An online YouGov poll of 1,688 adults surveyed in late June revealed that 28% said it should be easier for people to alter their legal gender status whereas 47% said they opposed such a move, according to the U.K. Times.
The U.K. government estimates that between 200,000 and 500,000 people in the U.K. identify as transgender. Among those, some 5,500 have been legally allowed to change the gender listed on their birth certificate.
It also found that most oppose giving "transgender women or men access to single-sex changing rooms or lavatories than support it unless they have had gender reassignment surgery," The U.K. Times added.
The poll results follow many months of contentious debate over proposed updates to the Gender Recognition Act. With Prime Minister Boris Johnson and the Tories sweeping victory in the December elections, the controversial reforms were largely seen as dead given the electorate's opposition to making such changes.
YouGov's data revealed that U.K. citizens distinguish between the freedom to self-identify as transgender and being legally recognized as such. The vast majority of respondents said that if someone desires to change their legal gender, the requirement that a medical doctor sign off on it should remain, as should the requirement that the person desiring to change his or her legal gender live as the opposite gender for at least two years beforehand.
"Forty percent agreed with the statement 'a transgender woman is a woman' while 36 percent disagreed. More people supported than opposed trans people’s right in principle to access to single-sex spaces, but this was reversed when asked whether this should apply to those who have not had gender reassignment surgery," the U.K. Times reported.
"When asked if a doctor’s approval should no longer be required 16 percent agreed and 63 percent did not. The figures were almost the same for the two-year requirement."
Along with the reported plans to ditch proposed changes to the Gender Recognition Act, Equalities Minister Liz Truss announced earlier this year that the U.K. would soon ban doctors from prescribing experimental puberty blockers and cross-sex hormones to trans-identifying minors.

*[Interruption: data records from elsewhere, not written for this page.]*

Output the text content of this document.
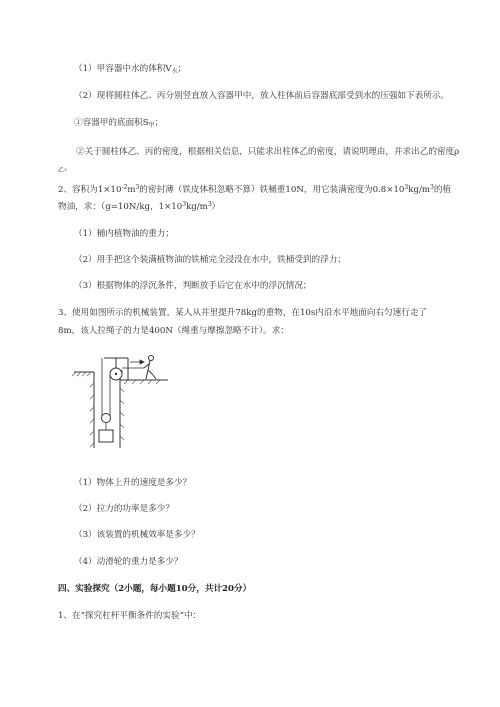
（1）甲容器中水的体积$V_水$；
（2）现将圆柱体乙、丙分别竖直放入容器甲中，放入柱体前后容器底部受到水的压强如下表所示。
①容器甲的底面积$S_甲$；
②关于圆柱体乙、丙的密度，根据相关信息，只能求出柱体乙的密度，请说明理由，并求出乙的密度$\rho_乙$。
2、容积为$1\times 10^{-2}m^3$的密封薄（铁皮体积忽略不算）铁桶重10N，用它装满密度为$0.8\times 10^3kg/m^3$的植
物油，求：（g=10N/kg，$1\times 10^3kg/m^3$）
（1）桶内植物油的重力；
（2）用手把这个装满植物油的铁桶完全浸没在水中，铁桶受到的浮力；
（3）根据物体的浮沉条件，判断放手后它在水中的浮沉情况；
3、使用如图所示的机械装置，某人从井里提升78kg的重物，在10s内沿水平地面向右匀速行走了
8m，该人拉绳子的力是400N（绳重与摩擦忽略不计）。求：
（1）物体上升的速度是多少？
（2）拉力的功率是多少？
（3）该装置的机械效率是多少？
（4）动滑轮的重力是多少？
四、实验探究（2小题，每小题10分，共计20分）
1、在“探究杠杆平衡条件的实验”中：
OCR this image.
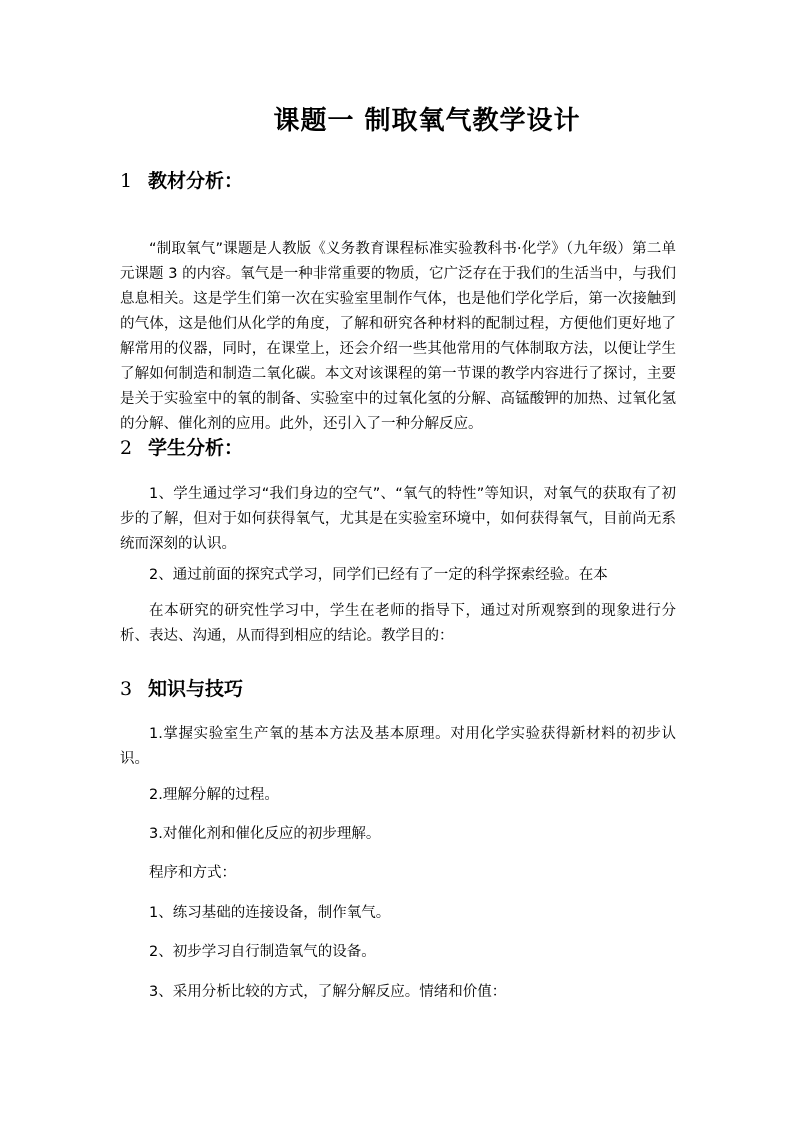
课题一 制取氧气教学设计
1 教材分析：

“制取氧气”课题是人教版《义务教育课程标准实验教科书·化学》（九年级）第二单元课题 3 的内容。氧气是一种非常重要的物质，它广泛存在于我们的生活当中，与我们息息相关。这是学生们第一次在实验室里制作气体，也是他们学化学后，第一次接触到的气体，这是他们从化学的角度，了解和研究各种材料的配制过程，方便他们更好地了解常用的仪器，同时，在课堂上，还会介绍一些其他常用的气体制取方法，以便让学生了解如何制造和制造二氧化碳。本文对该课程的第一节课的教学内容进行了探讨，主要是关于实验室中的氧的制备、实验室中的过氧化氢的分解、高锰酸钾的加热、过氧化氢的分解、催化剂的应用。此外，还引入了一种分解反应。

2 学生分析：

1、学生通过学习“我们身边的空气”、“氧气的特性”等知识，对氧气的获取有了初步的了解，但对于如何获得氧气，尤其是在实验室环境中，如何获得氧气，目前尚无系统而深刻的认识。

2、通过前面的探究式学习，同学们已经有了一定的科学探索经验。在本

在本研究的研究性学习中，学生在老师的指导下，通过对所观察到的现象进行分析、表达、沟通，从而得到相应的结论。教学目的：

3 知识与技巧

1.掌握实验室生产氧的基本方法及基本原理。对用化学实验获得新材料的初步认识。

2.理解分解的过程。

3.对催化剂和催化反应的初步理解。

程序和方式：

1、练习基础的连接设备，制作氧气。

2、初步学习自行制造氧气的设备。

3、采用分析比较的方式，了解分解反应。情绪和价值：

Keira Bell, who is a 23-year-old detransitioner — someone who once identified as transgender — was one such minor who underwent the experimental treatments at the London-based Tavistock gender clinic and is now part of a lawsuit against the NHS clinic.
"I am angry about the whole situation because of how things have turned out for me based on the medical pathway that I was put on, but I'm now just trying to focus on changing the system for the better and making it better for minors and children," Bell said in an interview with Sky News.
"I should have been told to wait and not affirmed in my gender identity I was claiming to have and given intensive therapy basically to make sure that I was on the right track for things and investigate the feelings I was having to figure out how I got to that stage."